Orbital Floor Reconstruction Using Endoscope and Selected Urethral Balloon Catheter

내시경과 선택적 도뇨관 풍선을 이용한 안와하벽복원술

  • Choi, Hwan-Jun (Department of Plastic and Reconstructive Surgery, College of Medicine, Soonchunhyang University) ;
  • Lee, Joo-Chul (Department of Plastic and Reconstructive Surgery, College of Medicine, Soonchunhyang University) ;
  • Lee, Hyung-Gyo (Department of Plastic and Reconstructive Surgery, College of Medicine, Soonchunhyang University) ;
  • Kim, Jun-Hyuk (Department of Plastic and Reconstructive Surgery, College of Medicine, Soonchunhyang University)
  • 최환준 (순천향대학교 의과대학 성형외과학교실) ;
  • 이주철 (순천향대학교 의과대학 성형외과학교실) ;
  • 이형교 (순천향대학교 의과대학 성형외과학교실) ;
  • 김준혁 (순천향대학교 의과대학 성형외과학교실)
  • Received : 2010.08.19
  • Accepted : 2010.10.20
  • Published : 2011.01.10

Abstract

Purpose: Blow-out fractures can be reduced using various methods. The orbital reconstruction technique using a balloon under endoscopic control has advantages over other methods. However, this method has some problems too, such as postoperative follow-up, management of the balloon catheter, and reduction of the posterior orbital floor. Thus, we developed a simple, effective method for orbital floor reduction that involves molding and shaping the antral balloon catheter. Methods: A 0, 30, or $70^{\circ}$, 4-mm endoscope was placed though a two-point, 5-mm maxillary antrostomy.
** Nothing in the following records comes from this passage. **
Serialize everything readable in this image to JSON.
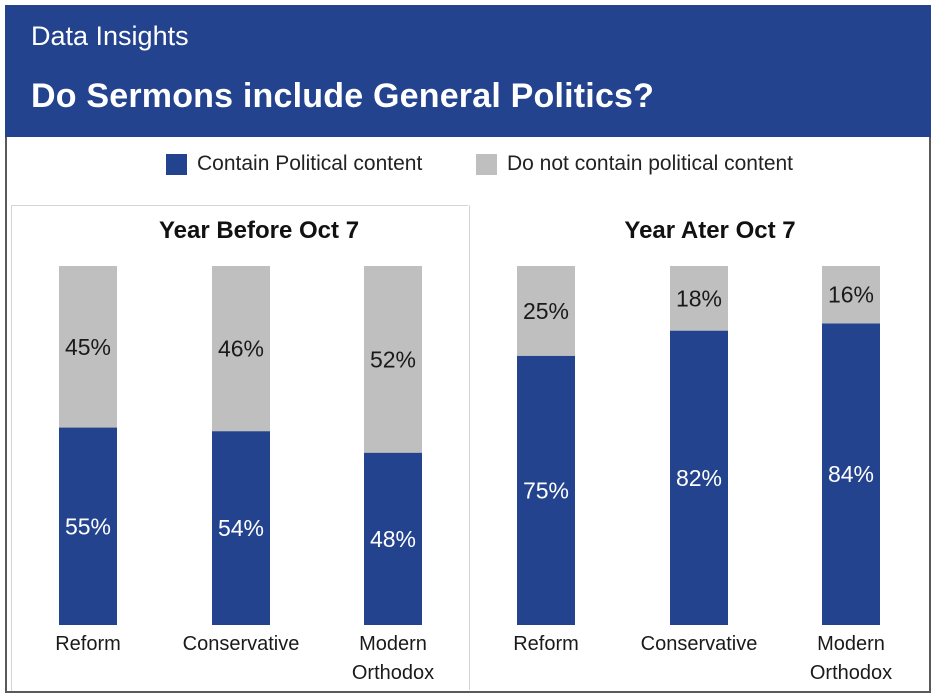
{
  "header": {
    "kicker": "Data Insights",
    "title": "Do Sermons include General Politics?"
  },
  "legend": [
    {
      "label": "Contain Political content",
      "color": "#23438f"
    },
    {
      "label": "Do not contain political content",
      "color": "#bfbfbf"
    }
  ],
  "colors": {
    "political": "#23438f",
    "non_political": "#bfbfbf",
    "header_bg": "#23438f"
  },
  "chart_data": [
    {
      "type": "bar",
      "stacked": true,
      "title": "Year Before Oct 7",
      "categories": [
        "Reform",
        "Conservative",
        "Modern Orthodox"
      ],
      "series": [
        {
          "name": "Contain Political content",
          "values": [
            55,
            54,
            48
          ],
          "labels": [
            "55%",
            "54%",
            "48%"
          ]
        },
        {
          "name": "Do not contain political content",
          "values": [
            45,
            46,
            52
          ],
          "labels": [
            "45%",
            "46%",
            "52%"
          ]
        }
      ],
      "ylim": [
        0,
        100
      ]
    },
    {
      "type": "bar",
      "stacked": true,
      "title": "Year Ater Oct 7",
      "categories": [
        "Reform",
        "Conservative",
        "Modern Orthodox"
      ],
      "series": [
        {
          "name": "Contain Political content",
          "values": [
            75,
            82,
            84
          ],
          "labels": [
            "75%",
            "82%",
            "84%"
          ]
        },
        {
          "name": "Do not contain political content",
          "values": [
            25,
            18,
            16
          ],
          "labels": [
            "25%",
            "18%",
            "16%"
          ]
        }
      ],
      "ylim": [
        0,
        100
      ]
    }
  ]
}
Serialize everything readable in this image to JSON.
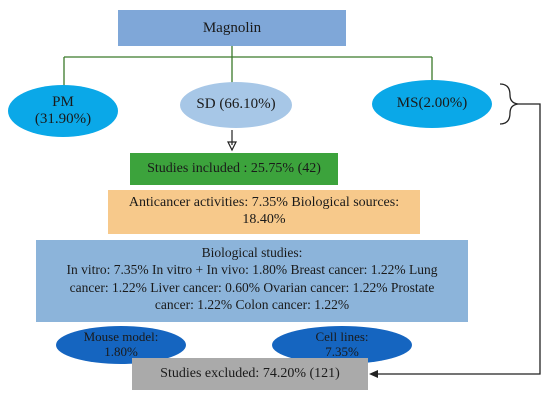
{
  "title": "Magnolin",
  "sources": [
    {
      "line1": "PM",
      "line2": "(31.90%)"
    },
    {
      "line1": "SD (66.10%)"
    },
    {
      "line1": "MS(2.00%)"
    }
  ],
  "included": "Studies included : 25.75% (42)",
  "anticancer": {
    "line1": "Anticancer activities: 7.35% Biological sources:",
    "line2": "18.40%"
  },
  "biological": {
    "title": "Biological studies:",
    "lines": [
      "In vitro: 7.35% In vitro + In vivo: 1.80% Breast cancer: 1.22% Lung",
      "cancer: 1.22% Liver cancer: 0.60%  Ovarian cancer: 1.22% Prostate",
      "cancer: 1.22%  Colon cancer: 1.22%"
    ]
  },
  "mouse": {
    "line1": "Mouse model:",
    "line2": "1.80%"
  },
  "cells": {
    "line1": "Cell lines:",
    "line2": "7.35%"
  },
  "excluded": "Studies excluded: 74.20% (121)"
}
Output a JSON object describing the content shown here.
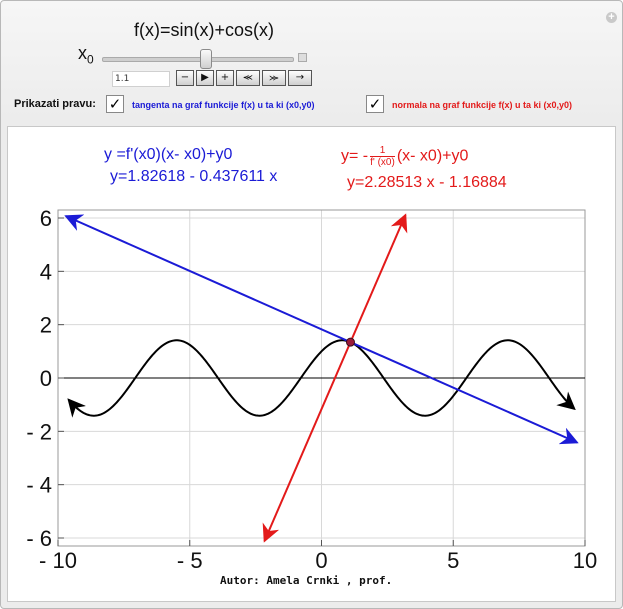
{
  "title": "f(x)=sin(x)+cos(x)",
  "slider": {
    "label": "x",
    "label_sub": "0",
    "value_display": "1.1"
  },
  "animation_controls": [
    "−",
    "▶",
    "+",
    "⪻",
    "⪼",
    "→"
  ],
  "controls": {
    "show_label": "Prikazati pravu:",
    "tangent": {
      "checked": true,
      "label": "tangenta na graf funkcije f(x) u ta  ki (x0,y0)"
    },
    "normal": {
      "checked": true,
      "label": "normala na graf funkcije f(x) u ta  ki (x0,y0)"
    }
  },
  "equations": {
    "tangent_formula": "y =f'(x0)(x- x0)+y0",
    "tangent_result": "y=1.82618 -  0.437611 x",
    "normal_prefix": "y= -",
    "normal_frac_num": "1",
    "normal_frac_den": "f' (x0)",
    "normal_suffix": "(x- x0)+y0",
    "normal_result": "y=2.28513 x -  1.16884"
  },
  "chart_data": {
    "type": "line",
    "function": "sin(x)+cos(x)",
    "x0": 1.1,
    "xlim": [
      -10,
      10
    ],
    "ylim": [
      -6.3,
      6.3
    ],
    "x_ticks": [
      -10,
      -5,
      0,
      5,
      10
    ],
    "y_ticks": [
      6,
      4,
      2,
      0,
      -2,
      -4,
      -6
    ],
    "x_tick_labels": [
      "- 10",
      "- 5",
      "0",
      "5",
      "10"
    ],
    "y_tick_labels": [
      "6",
      "4",
      "2",
      "0",
      "- 2",
      "- 4",
      "- 6"
    ],
    "series": [
      {
        "kind": "function",
        "color": "#000000"
      },
      {
        "kind": "tangent",
        "slope": -0.437611,
        "intercept": 1.82618,
        "color": "#1b1bd6"
      },
      {
        "kind": "normal",
        "slope": 2.28513,
        "intercept": -1.16884,
        "color": "#e31a1a"
      }
    ],
    "grid": true
  },
  "author": "Autor: Amela Crnki , prof."
}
The balloon catheter is placed directly at the orbital apex to reconstruct the anterior shelf (spherical shape), while it is turned in a U-shape towards the anterior maxilla for the posterior shelf (elliptical shape). Orbital floor defects, compound or comminuted fractures are reconstructed with alloplastic materials through an open lid incision under the endoscopic control. Results: This technique was applied to ten patients with orbital floor fractures: five anterior shelf and five posterior shelf fracture, respectively. Four of the patients had zygomatico-orbital fractures, while the rest had isolated orbital floor fractures. Two patients were given porous polyethylene implants Synpor$^{(R)}$) and three underwent reconstruction with a resorbable mesh plate. No complication associated with this technique was identified. Conclusion: The freestyle placement and selection of a urinary balloon catheter under endoscopic control and the preoperative estimation of the volume enhanced the stabilization of the orbital contour. This method improves the adaptation of the orbital floor without the risk of injuring the surrounding orbital contents, dissecting blindly, or using sharp traction. One drawback of this method is the patient's discomfort from the catheter during treatment.